The results of the ISS observations, led by Stanford University biologist Deborah M. Gordon, have just been published in the journal Frontiers in Ecology and Evolution.
The study used as its test subject the familiar pavement ant (Tetramorium caespitum). As the video below — created to show students how to recreate the experiment — demonstrates, a special habitat housed the ants.
A small chamber served as the nest area. When researchers wanted to test the ants' search behavior, they released a gate that allowed them into a small search enclosure. In smaller spaces, according to Gordon, the ants can "afford" to search more thoroughly. They know they are in a small space because "ant density" is high and they keep bumping into each other.
When the researchers wanted to observe the ants searching a less crowded, bigger space, they opened another gate to make the search area that much wider. In wider spaces, ants tend to understand they have to stretch out and use straighter search paths to maximize coverage.
The results?
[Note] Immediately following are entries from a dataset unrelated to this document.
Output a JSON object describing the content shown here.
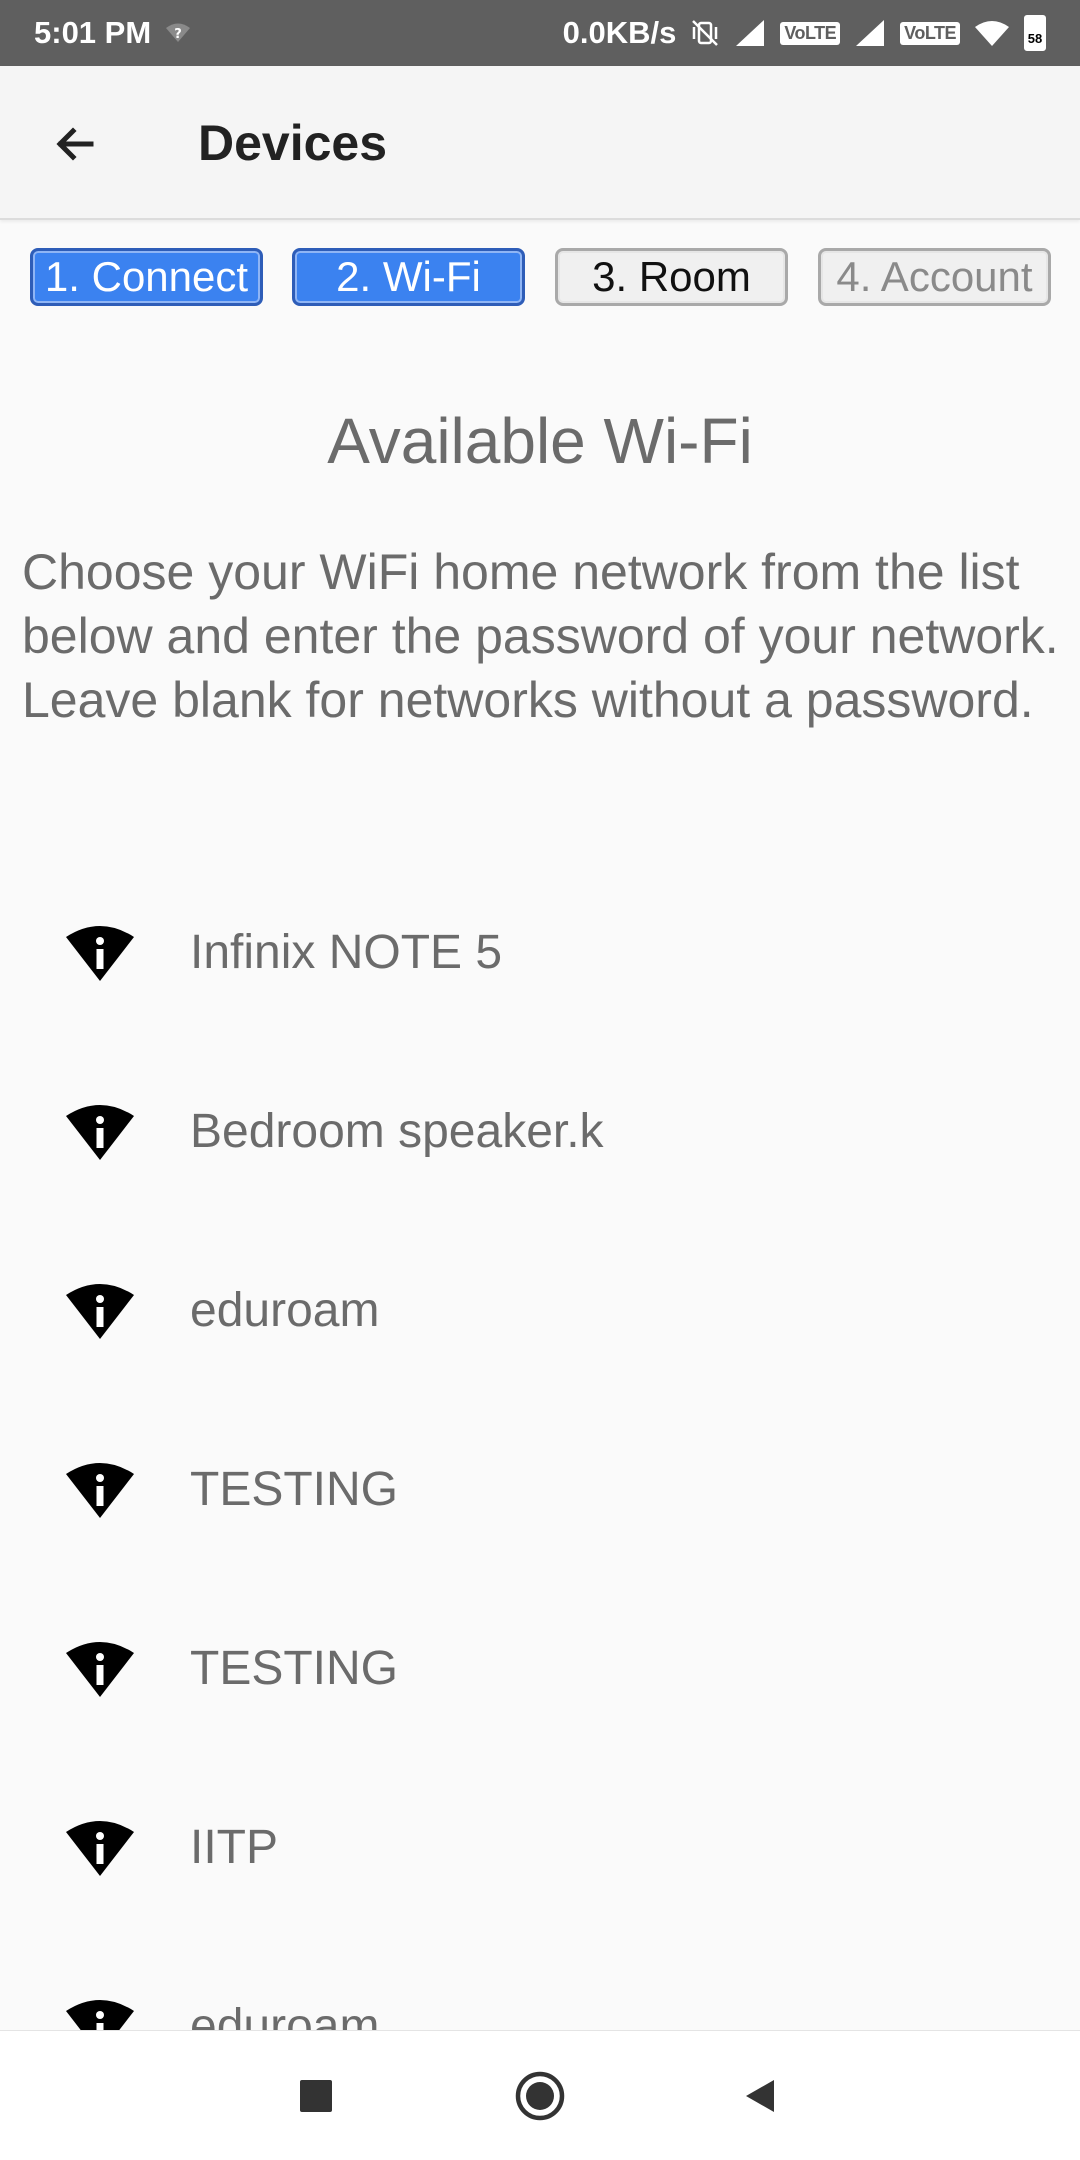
{
  "status_bar": {
    "time": "5:01 PM",
    "net_speed": "0.0KB/s",
    "volte_1": "VoLTE",
    "volte_2": "VoLTE",
    "battery": "58",
    "icons": [
      "wifi-question-icon",
      "vibrate-off-icon",
      "signal-icon",
      "signal-icon",
      "wifi-icon",
      "battery-icon"
    ]
  },
  "app_bar": {
    "title": "Devices",
    "back_icon": "arrow-back-icon"
  },
  "steps": [
    {
      "label": "1. Connect",
      "state": "active"
    },
    {
      "label": "2. Wi-Fi",
      "state": "active"
    },
    {
      "label": "3. Room",
      "state": "inactive"
    },
    {
      "label": "4. Account",
      "state": "disabled"
    }
  ],
  "section_title": "Available Wi-Fi",
  "description": "Choose your WiFi home network from the list below and enter the password of your network. Leave blank for networks without a password.",
  "networks": [
    {
      "name": "Infinix NOTE 5",
      "icon": "wifi-info-icon"
    },
    {
      "name": "Bedroom speaker.k",
      "icon": "wifi-info-icon"
    },
    {
      "name": "eduroam",
      "icon": "wifi-info-icon"
    },
    {
      "name": "TESTING",
      "icon": "wifi-info-icon"
    },
    {
      "name": "TESTING",
      "icon": "wifi-info-icon"
    },
    {
      "name": "IITP",
      "icon": "wifi-info-icon"
    },
    {
      "name": "eduroam",
      "icon": "wifi-info-icon"
    }
  ],
  "nav_bar": {
    "icons": [
      "recents-square-icon",
      "home-circle-icon",
      "back-triangle-icon"
    ]
  },
  "colors": {
    "status_bar": "#5f5f5f",
    "step_active": "#3b82f0",
    "text": "#6b6b6b"
  }
}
The team learned that even in microgravity, where they kept losing hold of the walls as well as their sense of how much space needed to be searched, the ants were still able to search collectively — albeit differently than they would on Earth. And they showed "remarkable" skill at regaining contact with the container's surface.
Next Gordon hopes to learn how different species of ant perform in the same experiment. To that end, she has set up a lesson plan that shows students how to do just that.
As the paper's author's wrote: "By repeating this experiment on Earth with different species of ants, we are likely to discover many new distributed algorithms for collective search, and to learn about how evolution has shaped collective behavior in response to local conditions."